Devisen: Euro pendelt sich nach Berg- und Talfahrt über 1,39 US-Dollar ein

Der Euro hat sich zu Wochenbeginn nach einer Berg- und Talfahrt über der Marke von 1,39 US-Dollar eingependelt. Am späten Montagnachmittag kostete die Gemeinschaftswährung 1,3950 Dollar, nachdem sie gegen Mittag auf 1,3832 Dollar abgerutscht war. Die Europäische Zentralbank (EZB) hatte den Referenzkurs am frühen Nachmittag auf 1,3896 (Freitag: 1,4089) Dollar festgesetzt. Der Dollar kostete damit 0,7196 (0,7098) Euro.

"Das Absacken des Euro bis zum Mittag war im Prinzip eine Fortsetzung der Entwicklung vom Wochenausklang", sagte Devisenexperte Klaus Gölitz von Bankhaus M.M.Warburg. Am Freitag hatte der Euro zunächst stark auf über 1,41 Dollar zugelegt, war dann aber wegen Gewinnmitnahmen wieder deutlich abgerutscht. "Im Nachmittagshandel haben einige Marktteilnehmer das günstigere Kursniveau für Euro-Käufe genutzt", erklärte Gölitz die am Nachmittag festere Tendenz des Euro.

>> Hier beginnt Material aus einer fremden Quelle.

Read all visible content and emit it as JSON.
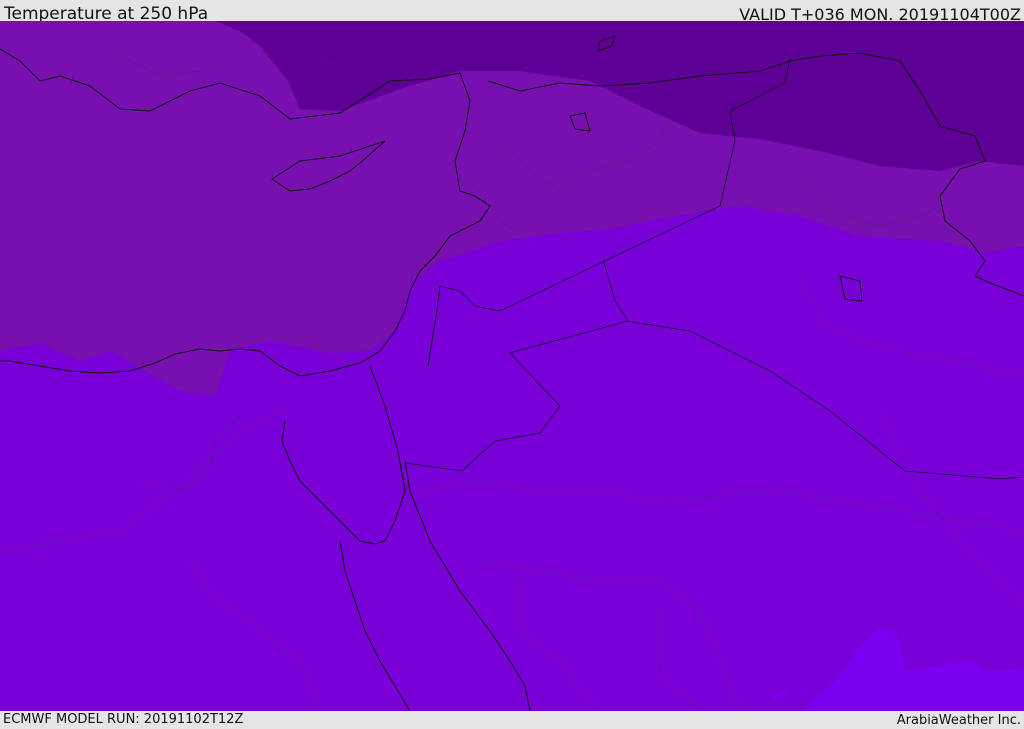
{
  "header": {
    "title": "Temperature at 250 hPa",
    "valid": "VALID T+036 MON. 20191104T00Z"
  },
  "footer": {
    "model_run": "ECMWF MODEL RUN: 20191102T12Z",
    "credit": "ArabiaWeather Inc."
  },
  "map": {
    "colors": {
      "coldest": "#5e0096",
      "cold": "#7810b0",
      "mid": "#7a00d8",
      "warm": "#7a00f0",
      "coast": "#111111",
      "border": "#2a2a40"
    }
  }
}
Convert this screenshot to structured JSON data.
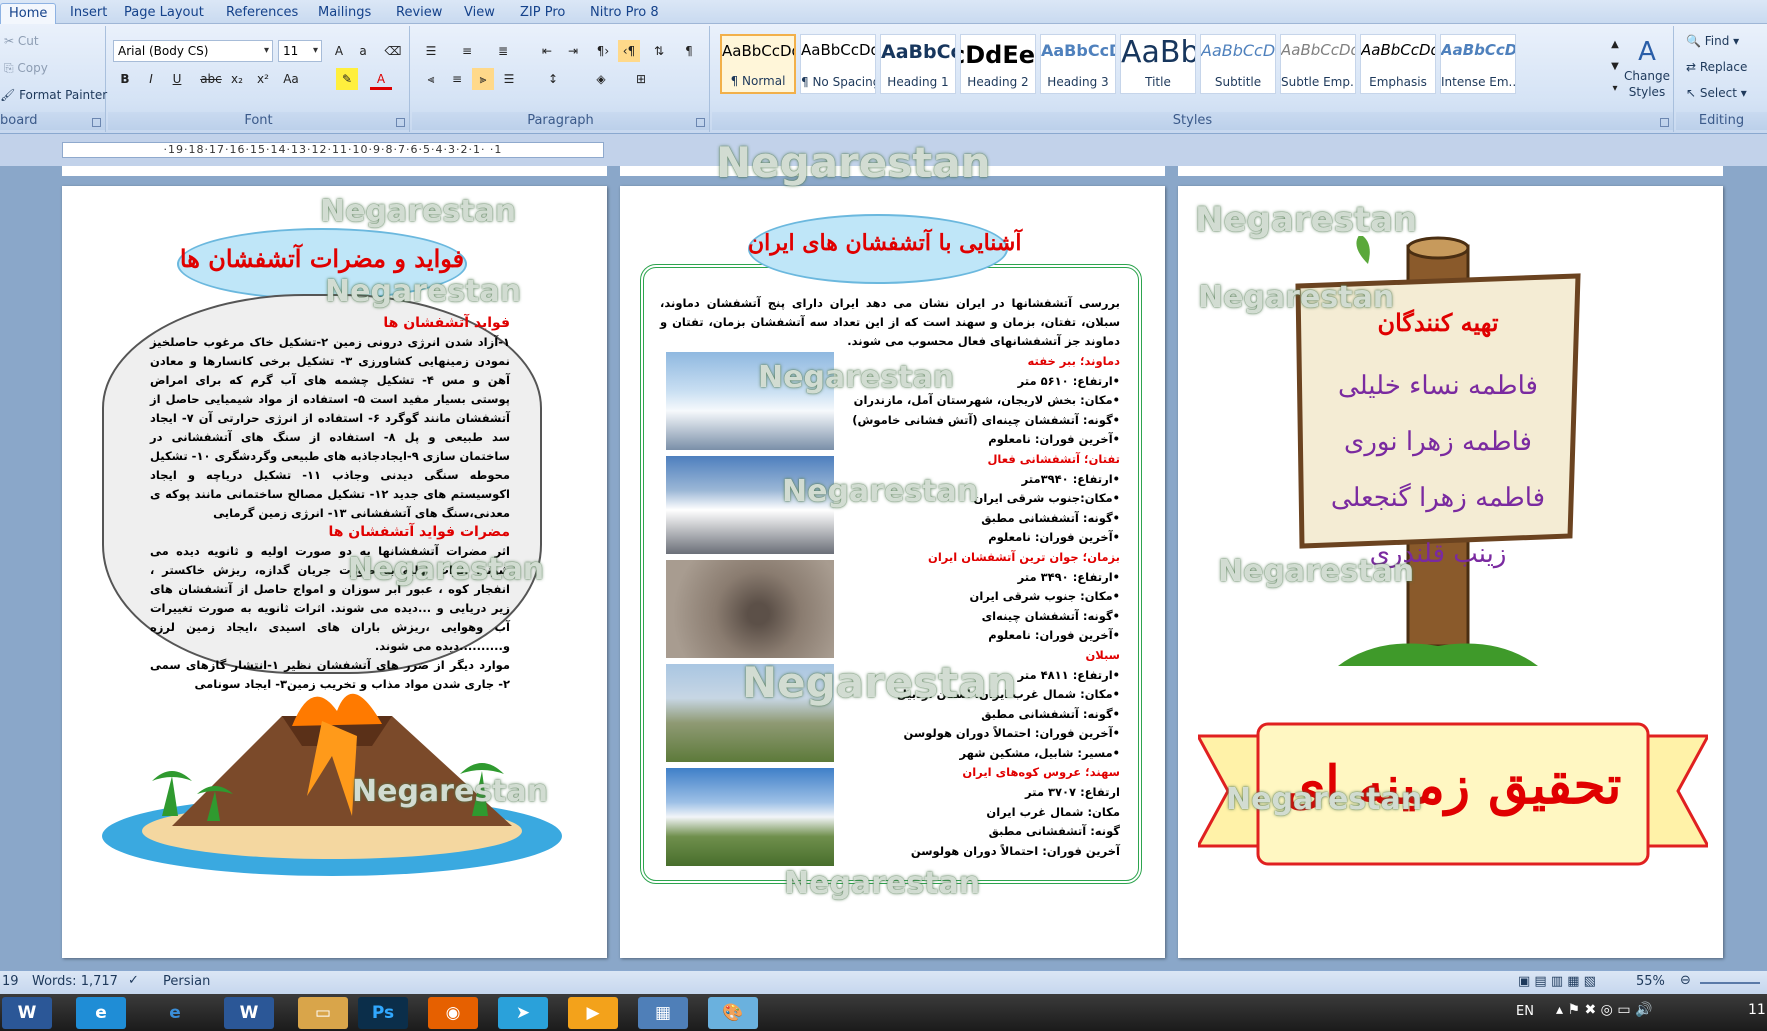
{
  "tabs": [
    "Home",
    "Insert",
    "Page Layout",
    "References",
    "Mailings",
    "Review",
    "View",
    "ZIP Pro",
    "Nitro Pro 8"
  ],
  "clipboard": {
    "cut": "Cut",
    "copy": "Copy",
    "format_painter": "Format Painter",
    "label": "board"
  },
  "font": {
    "name": "Arial (Body CS)",
    "size": "11",
    "label": "Font"
  },
  "paragraph": {
    "label": "Paragraph"
  },
  "styles": {
    "label": "Styles",
    "items": [
      {
        "sample": "AaBbCcDdEe",
        "name": "¶ Normal"
      },
      {
        "sample": "AaBbCcDdEe",
        "name": "¶ No Spacing"
      },
      {
        "sample": "AaBbCcDdEe",
        "name": "Heading 1"
      },
      {
        "sample": "AaBbCcDdEe",
        "name": "Heading 2"
      },
      {
        "sample": "AaBbCcDdEe",
        "name": "Heading 3"
      },
      {
        "sample": "AaBbCcDdEe",
        "name": "Title"
      },
      {
        "sample": "AaBbCcDdEe",
        "name": "Subtitle"
      },
      {
        "sample": "AaBbCcDdEe",
        "name": "Subtle Emp..."
      },
      {
        "sample": "AaBbCcDdEe",
        "name": "Emphasis"
      },
      {
        "sample": "AaBbCcDdEe",
        "name": "Intense Em..."
      }
    ],
    "change_styles": "Change Styles"
  },
  "editing": {
    "find": "Find",
    "replace": "Replace",
    "select": "Select",
    "label": "Editing"
  },
  "ruler": "·19·18·17·16·15·14·13·12·11·10·9·8·7·6·5·4·3·2·1· ·1",
  "page_left": {
    "title": "فواید و مضرات آتشفشان ها",
    "benefits_heading": "فواید آتشفشان ها",
    "benefits_text": "۱-آزاد شدن انرژی درونی زمین ۲-تشکیل خاک مرغوب حاصلخیز نمودن زمینهایی کشاورزی ۳- تشکیل برخی کانسارها و معادن آهن و مس ۴- تشکیل چشمه های آب گرم که برای امراض پوستی بسیار مفید است ۵- استفاده از مواد شیمیایی حاصل از آتشفشان مانند گوگرد ۶- استفاده از انرژی حرارتی آن ۷- ایجاد سد طبیعی و پل ۸- استفاده از سنگ های آتشفشانی در ساختمان سازی ۹-ایجادجاذبه های طبیعی وگردشگری ۱۰- تشکیل محوطه سنگی دیدنی وجاذب ۱۱- تشکیل دریاچه و ایجاد اکوسیستم های جدید ۱۲- تشکیل مصالح ساختمانی مانند پوکه ی معدنی،سنگ های آتشفشانی ۱۳- انرژی زمین گرمایی",
    "harms_heading": "مضرات فواید آتشفشان ها",
    "harms_text": "اثر مضرات آتشفشانها به دو صورت اولیه و ثانویه دیده می شوند. اثرات اولیه به صورت جریان گدازه، ریزش خاکستر ، انفجار کوه ، عبور ابر سوزان و امواج حاصل از آتشفشان های زیر دریایی و ...دیده می شوند. اثرات ثانویه به صورت تغییرات آب وهوایی ،ریزش باران های اسیدی ،ایجاد زمین لرزه و..........دیده می شوند.",
    "extra_text": "موارد دیگر از ضرر های آتشفشان نظیر ۱-انتشار گازهای سمی ۲- جاری شدن مواد مذاب و تخریب زمین۳- ایجاد سونامی"
  },
  "page_middle": {
    "title": "آشنایی با آتشفشان های ایران",
    "intro": "بررسی آتشفشانها در ایران نشان می دهد ایران دارای پنج آتشفشان دماوند، سبلان، تفتان، بزمان و سهند است که از این تعداد سه آتشفشان بزمان، تفتان و دماوند جز آتشفشانهای فعال محسوب می شوند.",
    "volcanoes": [
      {
        "name": "دماوند؛ ببر خفته",
        "lines": [
          "•ارتفاع: ۵۶۱۰ متر",
          "•مکان: بخش لاریجان، شهرستان آمل، مازندران",
          "•گونه: آتشفشان چینه‌ای (آتش فشانی خاموش)",
          "•آخرین فوران: نامعلوم"
        ]
      },
      {
        "name": "تفتان؛ آتشفشانی فعال",
        "lines": [
          "•ارتفاع: ۳۹۴۰متر",
          "•مکان:جنوب شرقی ایران",
          "•گونه: آتشفشانی مطبق",
          "•آخرین فوران: نامعلوم"
        ]
      },
      {
        "name": "بزمان؛ جوان ترین آتشفشان ایران",
        "lines": [
          "•ارتفاع: ۳۴۹۰ متر",
          "•مکان: جنوب شرقی ایران",
          "•گونه: آتشفشان چینه‌ای",
          "•آخرین فوران: نامعلوم"
        ]
      },
      {
        "name": "سبلان",
        "lines": [
          "•ارتفاع: ۴۸۱۱ متر",
          "•مکان: شمال غرب ایران، استان اردبیل",
          "•گونه: آتشفشانی مطبق",
          "•آخرین فوران: احتمالاً دوران هولوسن",
          "•مسیر: شابیل، مشکین شهر"
        ]
      },
      {
        "name": "سهند؛ عروس کوه‌های ایران",
        "lines": [
          "ارتفاع: ۳۷۰۷ متر",
          "مکان: شمال غرب ایران",
          "گونه: آتشفشانی مطبق",
          "آخرین فوران: احتمالاً دوران هولوسن"
        ]
      }
    ]
  },
  "page_right": {
    "prepared_by": "تهیه کنندگان",
    "names": [
      "فاطمه نساء خلیلی",
      "فاطمه زهرا نوری",
      "فاطمه زهرا گنجعلی",
      "زینب قلندری"
    ],
    "banner": "تحقیق زمینه ای"
  },
  "status": {
    "page": "19",
    "words": "Words: 1,717",
    "language": "Persian",
    "zoom": "55%"
  },
  "taskbar": {
    "lang": "EN",
    "clock": "11"
  },
  "watermark": "Negarestan"
}
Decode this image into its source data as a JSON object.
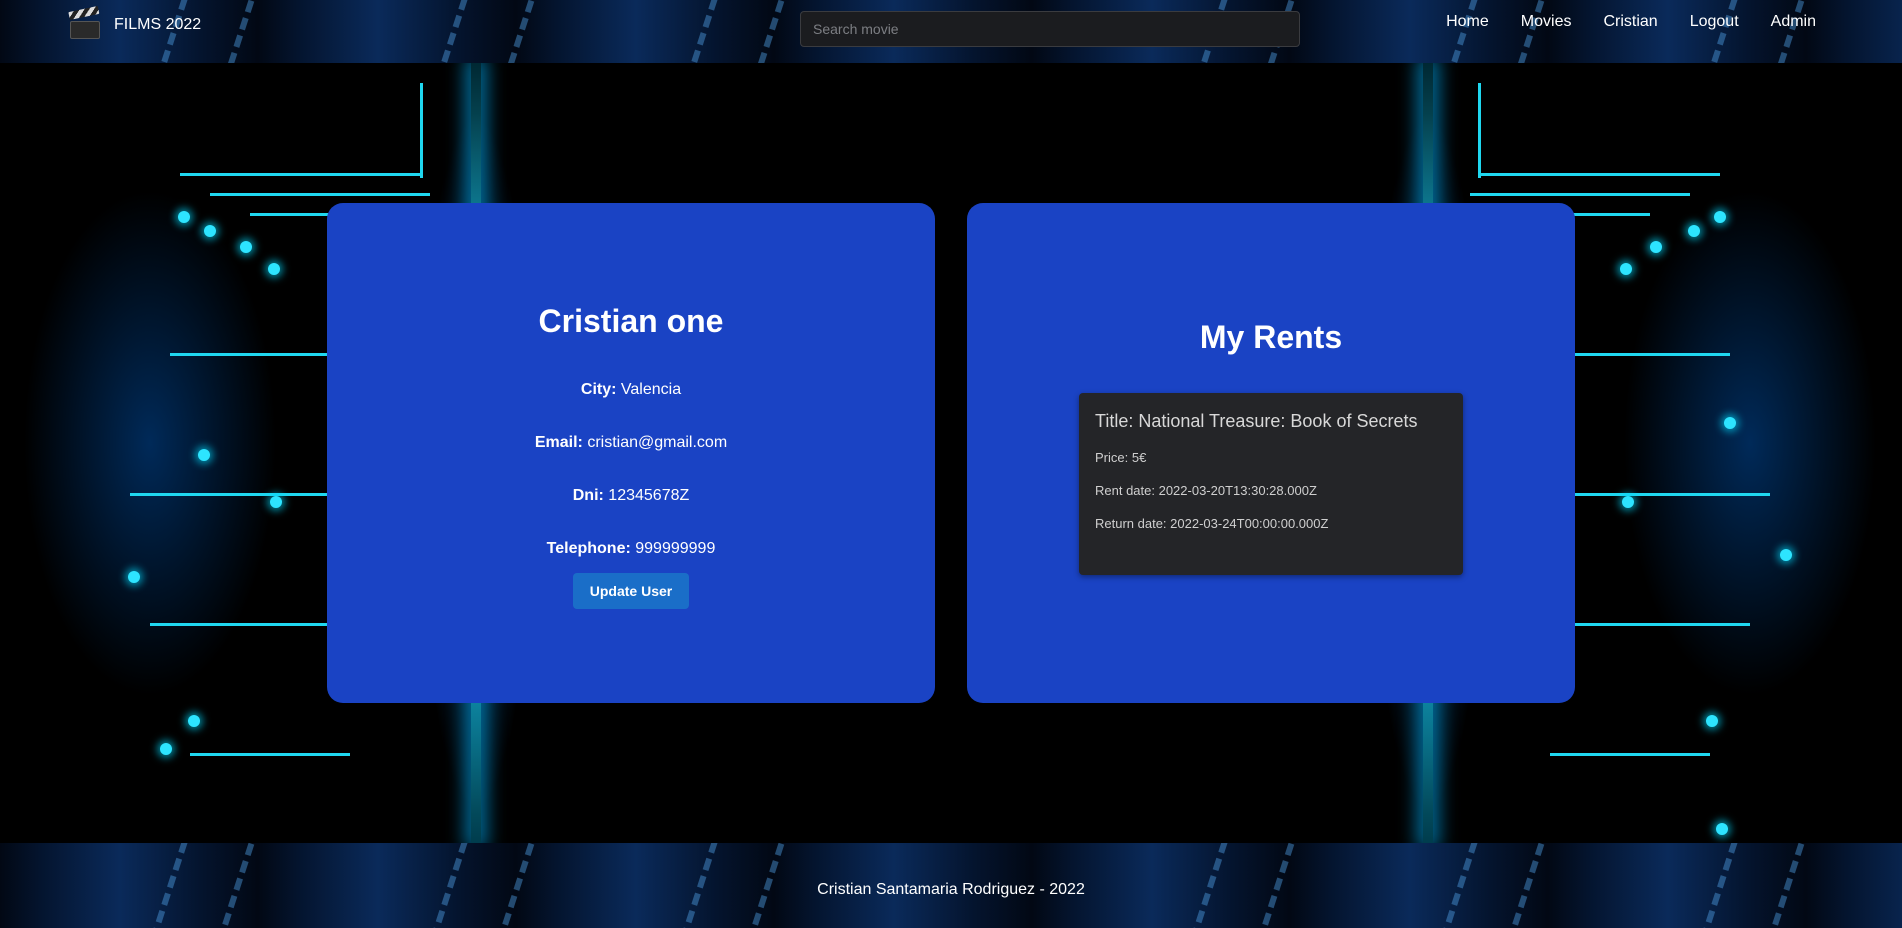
{
  "header": {
    "brand": "FILMS 2022",
    "search_placeholder": "Search movie",
    "nav": [
      "Home",
      "Movies",
      "Cristian",
      "Logout",
      "Admin"
    ]
  },
  "profile": {
    "name": "Cristian one",
    "fields": [
      {
        "label": "City:",
        "value": "Valencia"
      },
      {
        "label": "Email:",
        "value": "cristian@gmail.com"
      },
      {
        "label": "Dni:",
        "value": "12345678Z"
      },
      {
        "label": "Telephone:",
        "value": "999999999"
      }
    ],
    "update_button": "Update User"
  },
  "rents": {
    "title": "My Rents",
    "items": [
      {
        "title": "Title: National Treasure: Book of Secrets",
        "price": "Price: 5€",
        "rent_date": "Rent date: 2022-03-20T13:30:28.000Z",
        "return_date": "Return date: 2022-03-24T00:00:00.000Z"
      }
    ]
  },
  "footer": {
    "text": "Cristian Santamaria Rodriguez - 2022"
  },
  "colors": {
    "card_bg": "#1a43c4",
    "rent_card_bg": "#242528",
    "button_bg": "#1a6ec8",
    "circuit_glow": "#2de4ff"
  }
}
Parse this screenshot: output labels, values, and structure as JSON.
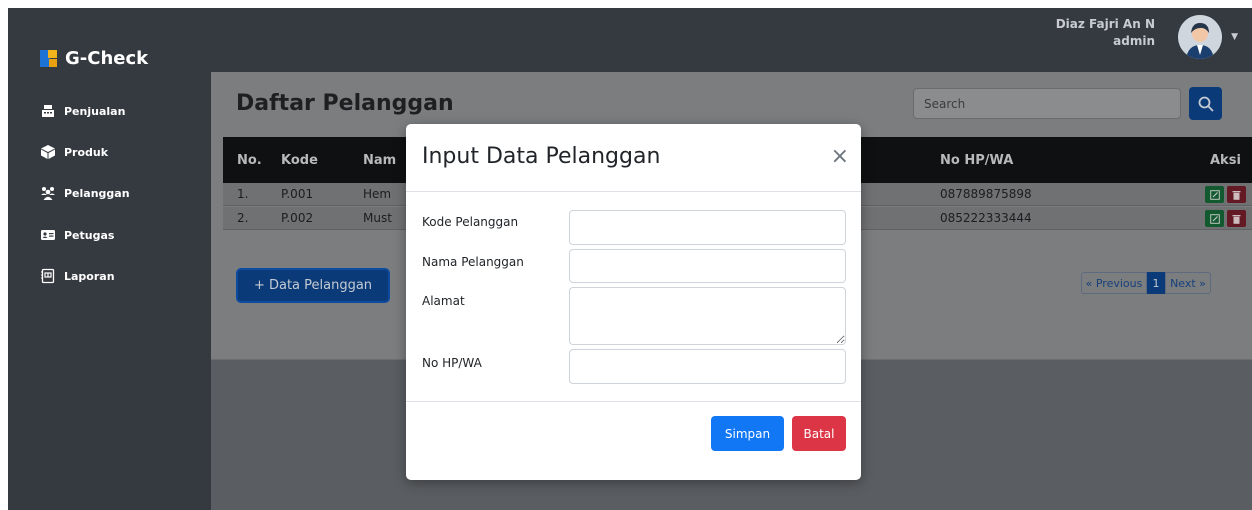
{
  "app": {
    "brand": "G-Check"
  },
  "sidebar": {
    "items": [
      {
        "label": "Penjualan",
        "icon": "cash-register-icon"
      },
      {
        "label": "Produk",
        "icon": "box-icon"
      },
      {
        "label": "Pelanggan",
        "icon": "users-icon"
      },
      {
        "label": "Petugas",
        "icon": "id-card-icon"
      },
      {
        "label": "Laporan",
        "icon": "report-icon"
      }
    ]
  },
  "user": {
    "name": "Diaz Fajri An N",
    "role": "admin"
  },
  "page": {
    "title": "Daftar Pelanggan",
    "search_placeholder": "Search"
  },
  "table": {
    "columns": [
      "No.",
      "Kode",
      "Nam",
      "No HP/WA",
      "Aksi"
    ],
    "rows": [
      {
        "no": "1.",
        "kode": "P.001",
        "nama": "Hem",
        "hp": "087889875898"
      },
      {
        "no": "2.",
        "kode": "P.002",
        "nama": "Must",
        "hp": "085222333444"
      }
    ]
  },
  "add_button": "+ Data Pelanggan",
  "pagination": {
    "prev": "« Previous",
    "current": "1",
    "next": "Next »"
  },
  "modal": {
    "title": "Input Data Pelanggan",
    "close": "×",
    "fields": [
      {
        "label": "Kode Pelanggan",
        "value": ""
      },
      {
        "label": "Nama Pelanggan",
        "value": ""
      },
      {
        "label": "Alamat",
        "value": ""
      },
      {
        "label": "No HP/WA",
        "value": ""
      }
    ],
    "save_label": "Simpan",
    "cancel_label": "Batal"
  },
  "colors": {
    "primary": "#1277f4",
    "danger": "#dc3545",
    "sidebar": "#353a40",
    "brand_blue": "#1d72d6",
    "brand_yellow": "#f2b31b"
  }
}
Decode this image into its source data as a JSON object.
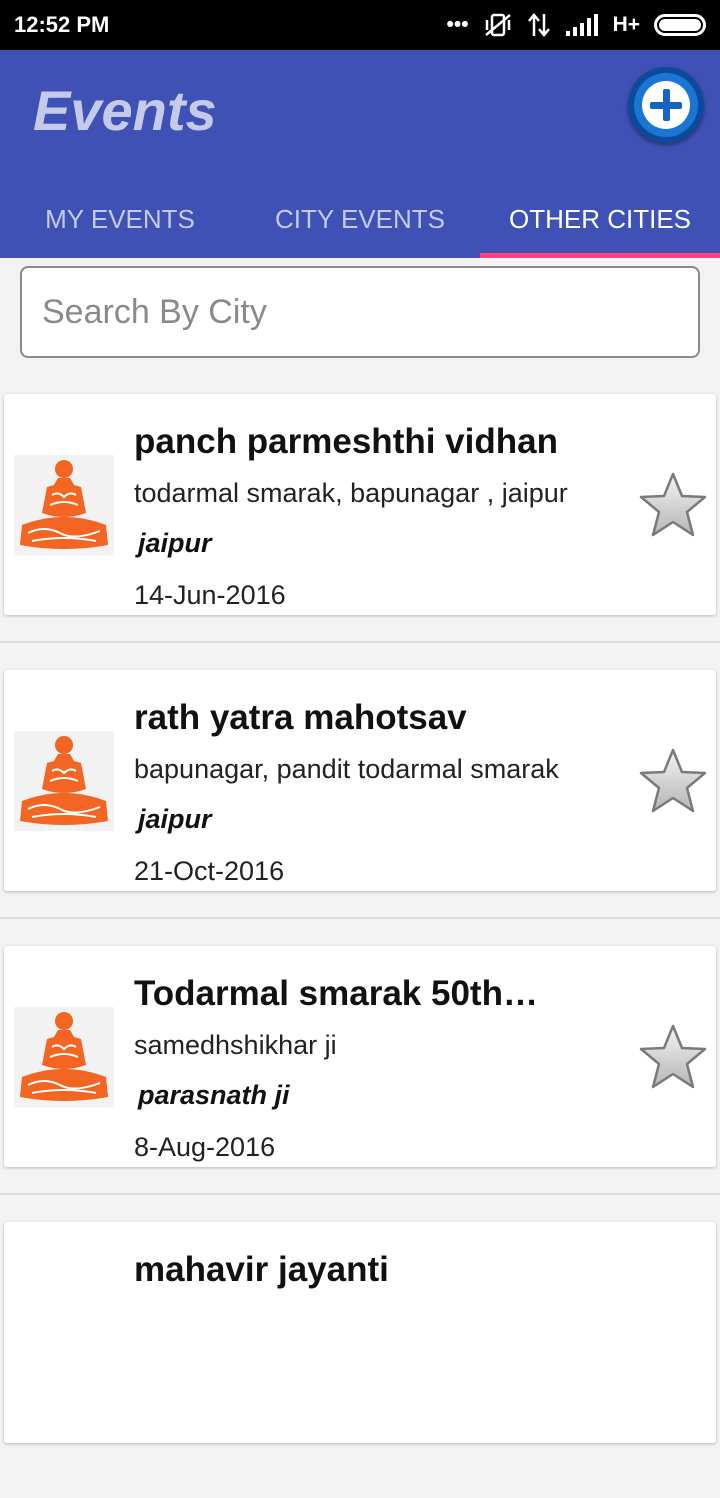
{
  "status_bar": {
    "time": "12:52 PM",
    "network": "H+"
  },
  "app_bar": {
    "title": "Events"
  },
  "tabs": [
    {
      "label": "MY EVENTS",
      "active": false
    },
    {
      "label": "CITY EVENTS",
      "active": false
    },
    {
      "label": "OTHER CITIES",
      "active": true
    }
  ],
  "search": {
    "placeholder": "Search By City",
    "value": ""
  },
  "events": [
    {
      "title": "panch parmeshthi vidhan",
      "address": "todarmal smarak, bapunagar , jaipur",
      "city": "jaipur",
      "date": "14-Jun-2016"
    },
    {
      "title": "rath yatra mahotsav",
      "address": "bapunagar, pandit todarmal smarak",
      "city": "jaipur",
      "date": "21-Oct-2016"
    },
    {
      "title": "Todarmal smarak 50th…",
      "address": "samedhshikhar ji",
      "city": "parasnath ji",
      "date": "8-Aug-2016"
    },
    {
      "title": "mahavir jayanti",
      "address": "",
      "city": "",
      "date": ""
    }
  ],
  "colors": {
    "primary": "#3f51b5",
    "accent": "#ff4081",
    "thumb_orange": "#f26522"
  }
}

Neue Konjunkturdaten aus den USA lieferten zu Wochenbeginn keine entscheidenden Impulse. "Das alles beherrschende Thema am Markt ist derzeit die Geldpolitik in den USA", so Gölitz. Aller Voraussicht nach wird die amerikanische Notenbank Fed ihre bereits hoch-expansive Geldpolitik bald nochmals lockern. Entsprechende Hinweise waren bereits am Freitag von Fed-Chef Ben Bernanke gekommen. Die lasche Geldpolitik in den USA ist einer der Hauptgründe für den seit Wochen schwachen Dollar.

Zu anderen wichtigen Währungen hatte die EZB die Referenzkurse für einen Euro auf 0,87470 (0,87750) britische Pfund , 113,00 (114,28) japanische Yen und 1,3359 (1,3423) Schweizer Franken festgelegt. Der Preis für eine Feinunze (31,1 Gramm) Gold wurde in London am Nachmittag mit 1.367,25 (1.367,50) Dollar gefixt. Ein Kilo Gold kostete 31.190,00 (31.150,00) Euro.